If you drink, don’t drive.

Illustration of a car driver holding a bottle, and the passenger has question marks over their head
  • Teens between 16 and 19 years old account for 23 of fatalities, 18 per cent of injuries and 11 per cent of those arrested for alcohol-related driving offences. It is not worth risking your life; stay sober behind the wheel.
  • More than one third of grades 9 to 12 students report riding with a driver who had been drinking. Don’t get in the car with someone who has been drinking. Call them a cab to get home safely.
  • When you choose to drink and drive, you are choosing to put your own life and the lives of others in danger. If you are going to drink, don’t drive.
  • A large percentage of drinking drivers drink in the presence of close friends or family members. Speak up; tell your friends and family members it isn’t cool to drink and drive.
  • If you are planning a night out with friends, plan ahead.
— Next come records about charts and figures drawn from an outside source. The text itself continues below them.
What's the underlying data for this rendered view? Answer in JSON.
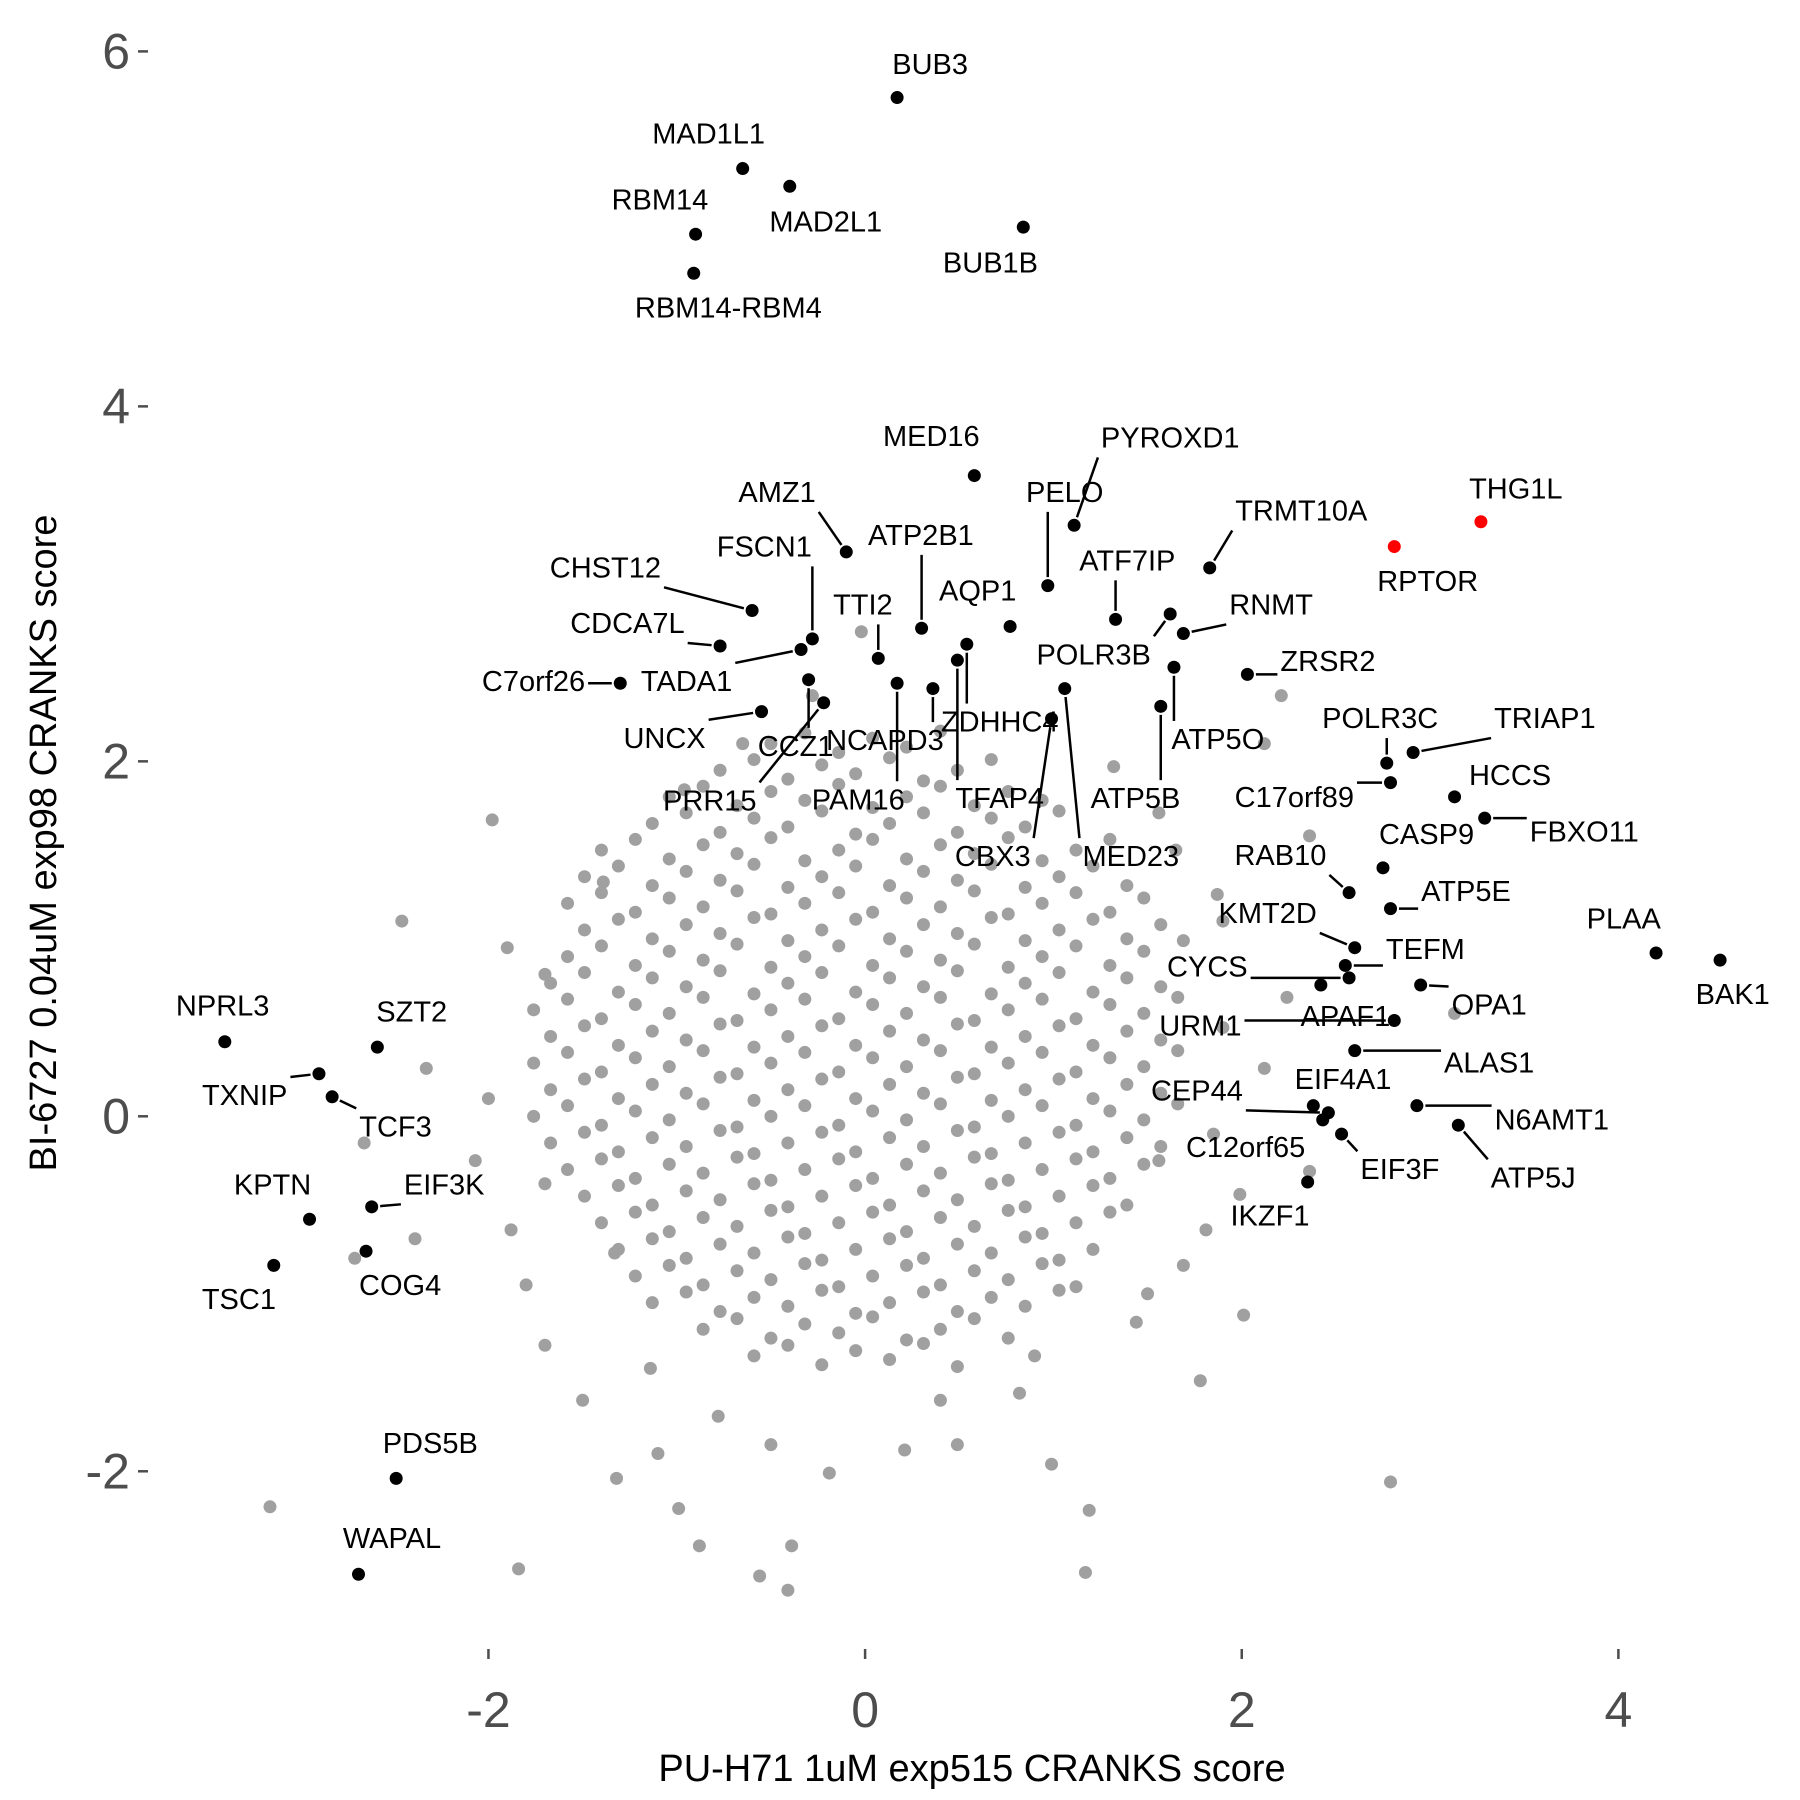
{
  "chart_data": {
    "type": "scatter",
    "x_label": "PU-H71 1uM exp515 CRANKS score",
    "y_label": "BI-6727 0.04uM exp98 CRANKS score",
    "xlim": [
      -3.76,
      4.89
    ],
    "ylim": [
      -2.99,
      6.16
    ],
    "xticks": [
      -2,
      0,
      2,
      4
    ],
    "yticks": [
      -2,
      0,
      2,
      4,
      6
    ],
    "grid": false,
    "series": [
      {
        "color": "#a0a0a0",
        "x": [
          -0.59,
          -0.41,
          -0.23,
          -0.05,
          0.13,
          0.31,
          0.49,
          -0.86,
          -0.68,
          -0.5,
          -0.32,
          -0.14,
          0.04,
          0.22,
          0.4,
          0.58,
          0.76,
          -1.13,
          -0.95,
          -0.77,
          -0.59,
          -0.41,
          -0.23,
          -0.05,
          0.13,
          0.31,
          0.49,
          0.67,
          0.85,
          1.03,
          -1.22,
          -1.04,
          -0.86,
          -0.68,
          -0.5,
          -0.32,
          -0.14,
          0.04,
          0.22,
          0.4,
          0.58,
          0.76,
          0.94,
          1.12,
          -1.31,
          -1.13,
          -0.95,
          -0.77,
          -0.59,
          -0.41,
          -0.23,
          -0.05,
          0.13,
          0.31,
          0.49,
          0.67,
          0.85,
          1.03,
          1.21,
          -1.4,
          -1.22,
          -1.04,
          -0.86,
          -0.68,
          -0.5,
          -0.32,
          -0.14,
          0.04,
          0.22,
          0.4,
          0.58,
          0.76,
          0.94,
          1.12,
          1.3,
          -1.49,
          -1.31,
          -1.13,
          -0.95,
          -0.77,
          -0.59,
          -0.41,
          -0.23,
          -0.05,
          0.13,
          0.31,
          0.49,
          0.67,
          0.85,
          1.03,
          1.21,
          1.39,
          -1.58,
          -1.4,
          -1.22,
          -1.04,
          -0.86,
          -0.68,
          -0.5,
          -0.32,
          -0.14,
          0.04,
          0.22,
          0.4,
          0.58,
          0.76,
          0.94,
          1.12,
          1.3,
          1.48,
          -1.67,
          -1.49,
          -1.31,
          -1.13,
          -0.95,
          -0.77,
          -0.59,
          -0.41,
          -0.23,
          -0.05,
          0.13,
          0.31,
          0.49,
          0.67,
          0.85,
          1.03,
          1.21,
          1.39,
          1.57,
          -1.76,
          -1.58,
          -1.4,
          -1.22,
          -1.04,
          -0.86,
          -0.68,
          -0.5,
          -0.32,
          -0.14,
          0.04,
          0.22,
          0.4,
          0.58,
          0.76,
          0.94,
          1.12,
          1.3,
          1.48,
          1.66,
          -1.67,
          -1.49,
          -1.31,
          -1.13,
          -0.95,
          -0.77,
          -0.59,
          -0.41,
          -0.23,
          -0.05,
          0.13,
          0.31,
          0.49,
          0.67,
          0.85,
          1.03,
          1.21,
          1.39,
          1.57,
          -1.76,
          -1.58,
          -1.4,
          -1.22,
          -1.04,
          -0.86,
          -0.68,
          -0.5,
          -0.32,
          -0.14,
          0.04,
          0.22,
          0.4,
          0.58,
          0.76,
          0.94,
          1.12,
          1.3,
          1.48,
          1.66,
          -1.67,
          -1.49,
          -1.31,
          -1.13,
          -0.95,
          -0.77,
          -0.59,
          -0.41,
          -0.23,
          -0.05,
          0.13,
          0.31,
          0.49,
          0.67,
          0.85,
          1.03,
          1.21,
          1.39,
          1.57,
          -1.76,
          -1.58,
          -1.4,
          -1.22,
          -1.04,
          -0.86,
          -0.68,
          -0.5,
          -0.32,
          -0.14,
          0.04,
          0.22,
          0.4,
          0.58,
          0.76,
          0.94,
          1.12,
          1.3,
          1.48,
          1.66,
          -1.67,
          -1.49,
          -1.31,
          -1.13,
          -0.95,
          -0.77,
          -0.59,
          -0.41,
          -0.23,
          -0.05,
          0.13,
          0.31,
          0.49,
          0.67,
          0.85,
          1.03,
          1.21,
          1.39,
          1.57,
          -1.58,
          -1.4,
          -1.22,
          -1.04,
          -0.86,
          -0.68,
          -0.5,
          -0.32,
          -0.14,
          0.04,
          0.22,
          0.4,
          0.58,
          0.76,
          0.94,
          1.12,
          1.3,
          1.48,
          -1.49,
          -1.31,
          -1.13,
          -0.95,
          -0.77,
          -0.59,
          -0.41,
          -0.23,
          -0.05,
          0.13,
          0.31,
          0.49,
          0.67,
          0.85,
          1.03,
          1.21,
          1.39,
          1.57,
          -1.58,
          -1.4,
          -1.22,
          -1.04,
          -0.86,
          -0.68,
          -0.5,
          -0.32,
          -0.14,
          0.04,
          0.22,
          0.4,
          0.58,
          0.76,
          0.94,
          1.12,
          1.3,
          1.48,
          -1.49,
          -1.31,
          -1.13,
          -0.95,
          -0.77,
          -0.59,
          -0.41,
          -0.23,
          -0.05,
          0.13,
          0.31,
          0.49,
          0.67,
          0.85,
          1.03,
          1.21,
          1.39,
          -1.4,
          -1.22,
          -1.04,
          -0.86,
          -0.68,
          -0.5,
          -0.32,
          -0.14,
          0.04,
          0.22,
          0.4,
          0.58,
          0.76,
          0.94,
          1.12,
          1.3,
          -1.13,
          -0.95,
          -0.77,
          -0.59,
          -0.41,
          -0.23,
          -0.05,
          0.13,
          0.31,
          0.49,
          0.67,
          0.85,
          1.03,
          -1.04,
          -0.86,
          -0.68,
          -0.5,
          -0.32,
          -0.14,
          0.04,
          0.22,
          0.4,
          0.58,
          0.76,
          0.94,
          -0.77,
          -0.59,
          -0.41,
          -0.23,
          -0.05,
          0.13,
          0.31,
          0.49,
          0.67,
          -0.5,
          -0.32,
          -0.14,
          0.04,
          0.22,
          0.4,
          -3.16,
          -1.98,
          -2.46,
          -2.33,
          -2.66,
          -2.71,
          -2.39,
          -1.84,
          -0.88,
          -0.56,
          -0.41,
          -0.39,
          -1.32,
          -0.99,
          -0.02,
          2.21,
          2.12,
          2.36,
          2.79,
          2.01,
          1.78,
          1.19,
          1.17,
          0.99,
          0.49,
          -0.19,
          3.13,
          1.87,
          1.69,
          1.99,
          1.81,
          1.44,
          -1.14,
          -1.7,
          -1.88,
          -2.07,
          -1.7,
          -1.39,
          -0.96,
          -0.65,
          -0.28,
          1.32,
          1.56,
          2.24,
          2.12,
          2.36,
          1.69,
          -0.78,
          0.21,
          0.82,
          -1.7,
          -1.33,
          1.56,
          -1.9,
          -2.0,
          -1.8,
          -1.5,
          -1.1,
          -0.5,
          0.4,
          0.9,
          1.5,
          1.85,
          1.9,
          1.9,
          1.65
        ],
        "y": [
          -1.35,
          -1.29,
          -1.4,
          -1.32,
          -1.37,
          -1.28,
          -1.41,
          -1.2,
          -1.14,
          -1.25,
          -1.17,
          -1.22,
          -1.13,
          -1.26,
          -1.2,
          -1.14,
          -1.25,
          -1.05,
          -0.99,
          -1.1,
          -1.02,
          -1.07,
          -0.98,
          -1.11,
          -1.05,
          -0.99,
          -1.1,
          -1.02,
          -1.07,
          -0.98,
          -0.9,
          -0.84,
          -0.95,
          -0.87,
          -0.92,
          -0.83,
          -0.96,
          -0.9,
          -0.84,
          -0.95,
          -0.87,
          -0.92,
          -0.83,
          -0.96,
          -0.75,
          -0.69,
          -0.8,
          -0.72,
          -0.77,
          -0.68,
          -0.81,
          -0.75,
          -0.69,
          -0.8,
          -0.72,
          -0.77,
          -0.68,
          -0.81,
          -0.75,
          -0.6,
          -0.54,
          -0.65,
          -0.57,
          -0.62,
          -0.53,
          -0.66,
          -0.6,
          -0.54,
          -0.65,
          -0.57,
          -0.62,
          -0.53,
          -0.66,
          -0.6,
          -0.54,
          -0.45,
          -0.39,
          -0.5,
          -0.42,
          -0.47,
          -0.38,
          -0.51,
          -0.45,
          -0.39,
          -0.5,
          -0.42,
          -0.47,
          -0.38,
          -0.51,
          -0.45,
          -0.39,
          -0.5,
          -0.3,
          -0.24,
          -0.35,
          -0.27,
          -0.32,
          -0.23,
          -0.36,
          -0.3,
          -0.24,
          -0.35,
          -0.27,
          -0.32,
          -0.23,
          -0.36,
          -0.3,
          -0.24,
          -0.35,
          -0.27,
          -0.15,
          -0.09,
          -0.2,
          -0.12,
          -0.17,
          -0.08,
          -0.21,
          -0.15,
          -0.09,
          -0.2,
          -0.12,
          -0.17,
          -0.08,
          -0.21,
          -0.15,
          -0.09,
          -0.2,
          -0.12,
          -0.17,
          0.0,
          0.06,
          -0.05,
          0.03,
          -0.02,
          0.07,
          -0.06,
          0.0,
          0.06,
          -0.05,
          0.03,
          -0.02,
          0.07,
          -0.06,
          0.0,
          0.06,
          -0.05,
          0.03,
          -0.02,
          0.07,
          0.15,
          0.21,
          0.1,
          0.18,
          0.13,
          0.22,
          0.09,
          0.15,
          0.21,
          0.1,
          0.18,
          0.13,
          0.22,
          0.09,
          0.15,
          0.21,
          0.1,
          0.18,
          0.13,
          0.3,
          0.36,
          0.25,
          0.33,
          0.28,
          0.37,
          0.24,
          0.3,
          0.36,
          0.25,
          0.33,
          0.28,
          0.37,
          0.24,
          0.3,
          0.36,
          0.25,
          0.33,
          0.28,
          0.37,
          0.45,
          0.51,
          0.4,
          0.48,
          0.43,
          0.52,
          0.39,
          0.45,
          0.51,
          0.4,
          0.48,
          0.43,
          0.52,
          0.39,
          0.45,
          0.51,
          0.4,
          0.48,
          0.43,
          0.6,
          0.66,
          0.55,
          0.63,
          0.58,
          0.67,
          0.54,
          0.6,
          0.66,
          0.55,
          0.63,
          0.58,
          0.67,
          0.54,
          0.6,
          0.66,
          0.55,
          0.63,
          0.58,
          0.67,
          0.75,
          0.81,
          0.7,
          0.78,
          0.73,
          0.82,
          0.69,
          0.75,
          0.81,
          0.7,
          0.78,
          0.73,
          0.82,
          0.69,
          0.75,
          0.81,
          0.7,
          0.78,
          0.73,
          0.9,
          0.96,
          0.85,
          0.93,
          0.88,
          0.97,
          0.84,
          0.9,
          0.96,
          0.85,
          0.93,
          0.88,
          0.97,
          0.84,
          0.9,
          0.96,
          0.85,
          0.93,
          1.05,
          1.11,
          1.0,
          1.08,
          1.03,
          1.12,
          0.99,
          1.05,
          1.11,
          1.0,
          1.08,
          1.03,
          1.12,
          0.99,
          1.05,
          1.11,
          1.0,
          1.08,
          1.2,
          1.26,
          1.15,
          1.23,
          1.18,
          1.27,
          1.14,
          1.2,
          1.26,
          1.15,
          1.23,
          1.18,
          1.27,
          1.14,
          1.2,
          1.26,
          1.15,
          1.23,
          1.35,
          1.41,
          1.3,
          1.38,
          1.33,
          1.42,
          1.29,
          1.35,
          1.41,
          1.3,
          1.38,
          1.33,
          1.42,
          1.29,
          1.35,
          1.41,
          1.3,
          1.5,
          1.56,
          1.45,
          1.53,
          1.48,
          1.57,
          1.44,
          1.5,
          1.56,
          1.45,
          1.53,
          1.48,
          1.57,
          1.44,
          1.5,
          1.56,
          1.65,
          1.71,
          1.6,
          1.68,
          1.63,
          1.72,
          1.59,
          1.65,
          1.71,
          1.6,
          1.68,
          1.63,
          1.72,
          1.8,
          1.86,
          1.75,
          1.83,
          1.78,
          1.87,
          1.74,
          1.8,
          1.86,
          1.75,
          1.83,
          1.78,
          1.95,
          2.01,
          1.9,
          1.98,
          1.93,
          2.02,
          1.89,
          1.95,
          2.01,
          2.1,
          2.16,
          2.05,
          2.13,
          2.08,
          2.17,
          -2.2,
          1.67,
          1.1,
          0.27,
          -0.15,
          -0.8,
          -0.69,
          -2.55,
          -2.42,
          -2.59,
          -2.67,
          -2.42,
          -2.04,
          -2.21,
          2.73,
          2.37,
          2.1,
          1.58,
          -2.06,
          -1.12,
          -1.49,
          -2.22,
          -2.57,
          -1.96,
          -1.85,
          -2.01,
          0.58,
          1.25,
          0.99,
          -0.44,
          -0.64,
          -1.16,
          -1.42,
          -1.29,
          -0.64,
          -0.25,
          0.8,
          1.32,
          1.84,
          2.1,
          2.37,
          1.97,
          1.71,
          0.67,
          0.27,
          -0.31,
          -0.84,
          -1.69,
          -1.88,
          -1.56,
          -0.38,
          -0.77,
          -0.25,
          0.95,
          0.1,
          -0.95,
          -1.6,
          -1.9,
          -1.85,
          -1.6,
          -1.35,
          -1.0,
          -0.1,
          0.5,
          1.1,
          1.5
        ]
      },
      {
        "color": "#000000",
        "labels": [
          "BUB3",
          "MAD1L1",
          "MAD2L1",
          "RBM14",
          "RBM14-RBM4",
          "BUB1B",
          "MED16",
          "PYROXD1",
          "PELO",
          "AMZ1",
          "ATP2B1",
          "ATF7IP",
          "TRMT10A",
          "RNMT",
          "POLR3B",
          "ZRSR2",
          "ATP5O",
          "ATP5B",
          "MED23",
          "AQP1",
          "ZDHHC4",
          "TFAP4",
          "CBX3",
          "TTI2",
          "NCAPD3",
          "PAM16",
          "FSCN1",
          "CHST12",
          "CDCA7L",
          "C7orf26",
          "TADA1",
          "UNCX",
          "CCZ1",
          "PRR15",
          "POLR3C",
          "TRIAP1",
          "C17orf89",
          "HCCS",
          "FBXO11",
          "CASP9",
          "RAB10",
          "ATP5E",
          "KMT2D",
          "TEFM",
          "CYCS",
          "APAF1",
          "OPA1",
          "URM1",
          "ALAS1",
          "EIF4A1",
          "CEP44",
          "N6AMT1",
          "ATP5J",
          "C12orf65",
          "EIF3F",
          "IKZF1",
          "PLAA",
          "BAK1",
          "NPRL3",
          "SZT2",
          "TXNIP",
          "TCF3",
          "KPTN",
          "EIF3K",
          "COG4",
          "TSC1",
          "PDS5B",
          "WAPAL"
        ],
        "x": [
          0.17,
          -0.65,
          -0.4,
          -0.9,
          -0.91,
          0.84,
          0.58,
          1.11,
          0.97,
          -0.1,
          0.3,
          1.33,
          1.83,
          1.69,
          1.62,
          2.03,
          1.64,
          1.57,
          1.06,
          0.77,
          0.54,
          0.49,
          0.99,
          0.07,
          0.36,
          0.17,
          -0.28,
          -0.6,
          -0.77,
          -1.3,
          -0.34,
          -0.55,
          -0.3,
          -0.22,
          2.77,
          2.91,
          2.79,
          3.13,
          3.29,
          2.75,
          2.57,
          2.79,
          2.6,
          2.55,
          2.57,
          2.42,
          2.95,
          2.81,
          2.6,
          2.38,
          2.46,
          2.93,
          3.15,
          2.43,
          2.53,
          2.35,
          4.2,
          4.54,
          -3.4,
          -2.59,
          -2.9,
          -2.83,
          -2.95,
          -2.62,
          -2.65,
          -3.14,
          -2.49,
          -2.69
        ],
        "y": [
          5.74,
          5.34,
          5.24,
          4.97,
          4.75,
          5.01,
          3.61,
          3.33,
          2.99,
          3.18,
          2.75,
          2.8,
          3.09,
          2.72,
          2.83,
          2.49,
          2.53,
          2.31,
          2.41,
          2.76,
          2.66,
          2.57,
          2.24,
          2.58,
          2.41,
          2.44,
          2.69,
          2.85,
          2.65,
          2.44,
          2.63,
          2.28,
          2.46,
          2.33,
          1.99,
          2.05,
          1.88,
          1.8,
          1.68,
          1.4,
          1.26,
          1.17,
          0.95,
          0.85,
          0.78,
          0.74,
          0.74,
          0.54,
          0.37,
          0.06,
          0.02,
          0.06,
          -0.05,
          -0.02,
          -0.1,
          -0.37,
          0.92,
          0.88,
          0.42,
          0.39,
          0.24,
          0.11,
          -0.58,
          -0.51,
          -0.76,
          -0.84,
          -2.04,
          -2.58
        ]
      },
      {
        "color": "#ff0000",
        "labels": [
          "RPTOR",
          "THG1L"
        ],
        "x": [
          2.81,
          3.27
        ],
        "y": [
          3.21,
          3.35
        ]
      }
    ]
  }
}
Make sure you have a designated driver, a lift from a friend or family member, or a plan to call a cab or take public transit.

Focus on the road, not on your phone

Illustration of car steering wheel with a texting bubble over it
  • Drivers who text while driving are up to eight times more likely to be involved in a crash. That text message can wait. Don’t text and drive.
  • Canadians believe texting while driving is one of the biggest threats to their safety on the road. Don’t put yourself or others at risk; respond when you reach your destination.
  • The risk of a crash increase when you take your eyes off the road, even just for a second. Keep your phone out of reach while driving so you are not tempted to look.

Stay alive: stop speeding

Ilustration of odometer with cracked glass
  • Speeding is a factor in one third of teen driver deaths in Canada. Don’t risk your life just because you are running late.
  • Speeding kills. Follow the speed limit, and adjust speed to match the conditions of the road.
  • A five per cent reduction in average speed can reduce fatalities by 30 per cent. Slow down to keep yourself and others alive.